Include or Exclude a Variable in Regression ?

#1
Dear all,

Dr Timothy Z Keith advised that a new variable should not be included unless it is
a common cause (associated with both dependent variable and factor).

On the other hand, Dr Samprit Chatterjee suggested that we should ask 2 questions
before such decision. Those 2 questions are :

1) is the coefficient of the new variable significant ?
2) Did the new variable change the coefficients of other variables substantially ?


Finally Dr Wayne Winston suggested that our decision may be based on p values
and t values.

Their advice are so different, which one should I follow ?

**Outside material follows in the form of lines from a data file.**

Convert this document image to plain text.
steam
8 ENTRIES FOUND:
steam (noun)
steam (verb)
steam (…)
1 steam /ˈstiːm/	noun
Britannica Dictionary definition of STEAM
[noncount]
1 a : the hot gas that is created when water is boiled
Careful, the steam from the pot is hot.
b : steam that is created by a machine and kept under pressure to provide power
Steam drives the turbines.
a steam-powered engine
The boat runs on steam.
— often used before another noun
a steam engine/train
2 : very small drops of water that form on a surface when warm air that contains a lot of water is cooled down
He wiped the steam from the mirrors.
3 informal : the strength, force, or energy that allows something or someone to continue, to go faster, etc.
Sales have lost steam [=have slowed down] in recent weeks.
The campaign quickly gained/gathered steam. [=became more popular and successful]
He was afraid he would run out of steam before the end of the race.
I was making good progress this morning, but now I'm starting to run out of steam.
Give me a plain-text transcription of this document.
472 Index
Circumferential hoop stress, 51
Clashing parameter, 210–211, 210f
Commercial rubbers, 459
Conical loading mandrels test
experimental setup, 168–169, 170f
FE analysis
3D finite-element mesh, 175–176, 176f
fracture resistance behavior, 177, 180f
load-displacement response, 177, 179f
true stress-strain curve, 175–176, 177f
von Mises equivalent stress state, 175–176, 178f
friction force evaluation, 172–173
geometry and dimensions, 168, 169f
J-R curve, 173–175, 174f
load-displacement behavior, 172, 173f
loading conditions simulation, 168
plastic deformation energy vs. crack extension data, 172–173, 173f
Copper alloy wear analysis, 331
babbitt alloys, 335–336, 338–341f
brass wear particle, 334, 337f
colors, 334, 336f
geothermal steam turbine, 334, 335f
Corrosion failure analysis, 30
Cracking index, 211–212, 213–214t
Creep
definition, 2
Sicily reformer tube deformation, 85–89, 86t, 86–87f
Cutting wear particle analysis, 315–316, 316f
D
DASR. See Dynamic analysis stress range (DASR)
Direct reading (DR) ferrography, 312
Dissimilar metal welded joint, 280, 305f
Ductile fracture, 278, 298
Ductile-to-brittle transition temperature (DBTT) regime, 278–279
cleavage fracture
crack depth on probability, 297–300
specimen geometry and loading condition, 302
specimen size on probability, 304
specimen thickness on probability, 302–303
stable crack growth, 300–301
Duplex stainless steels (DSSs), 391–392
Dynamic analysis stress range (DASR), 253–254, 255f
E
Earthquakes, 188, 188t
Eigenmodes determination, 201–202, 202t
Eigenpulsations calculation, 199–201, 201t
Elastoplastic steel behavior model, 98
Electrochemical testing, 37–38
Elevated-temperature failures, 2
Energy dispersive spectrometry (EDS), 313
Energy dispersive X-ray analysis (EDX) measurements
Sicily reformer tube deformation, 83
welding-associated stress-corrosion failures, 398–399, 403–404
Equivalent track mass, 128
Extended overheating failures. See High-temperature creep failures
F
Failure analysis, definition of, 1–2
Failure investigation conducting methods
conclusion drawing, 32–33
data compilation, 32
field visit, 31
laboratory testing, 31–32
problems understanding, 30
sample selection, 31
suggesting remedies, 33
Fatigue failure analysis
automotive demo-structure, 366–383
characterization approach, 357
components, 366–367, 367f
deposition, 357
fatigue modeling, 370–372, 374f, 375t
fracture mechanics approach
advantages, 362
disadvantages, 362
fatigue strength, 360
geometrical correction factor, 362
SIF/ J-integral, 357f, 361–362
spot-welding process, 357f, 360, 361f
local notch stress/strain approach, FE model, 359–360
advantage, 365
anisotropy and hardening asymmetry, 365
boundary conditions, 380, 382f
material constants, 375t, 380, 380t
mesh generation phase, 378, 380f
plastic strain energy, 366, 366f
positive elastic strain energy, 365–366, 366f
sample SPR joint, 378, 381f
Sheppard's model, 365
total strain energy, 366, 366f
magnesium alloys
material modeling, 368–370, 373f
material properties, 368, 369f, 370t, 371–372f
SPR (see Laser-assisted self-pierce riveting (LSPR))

Thank you very much in advance.

Sincerely
Marty
 

hlsmith

Omega Contributor
#2
Depends on your purpose, if you are trying to examine a single variable, say an exposure or intervention, then Keith is right about only needing to control for confounder in that model. Controlling for other independent variables won't help you better under stand the relationship between the exposure and outcome.


Side note, solely focusing on significance levels puts blinders on you, in a bad way. What if the pvalue is 0.055, do you ignore the variable, etc.!
 
#3
Depends on your purpose, if you are trying to examine a single variable, say an exposure or intervention, then Keith is right about only needing to control for confounder in that model. Controlling for other independent variables won't help you better under stand the relationship between the exposure and outcome.
Thank you very much, hlsmith. You cleared my clouds of confusion.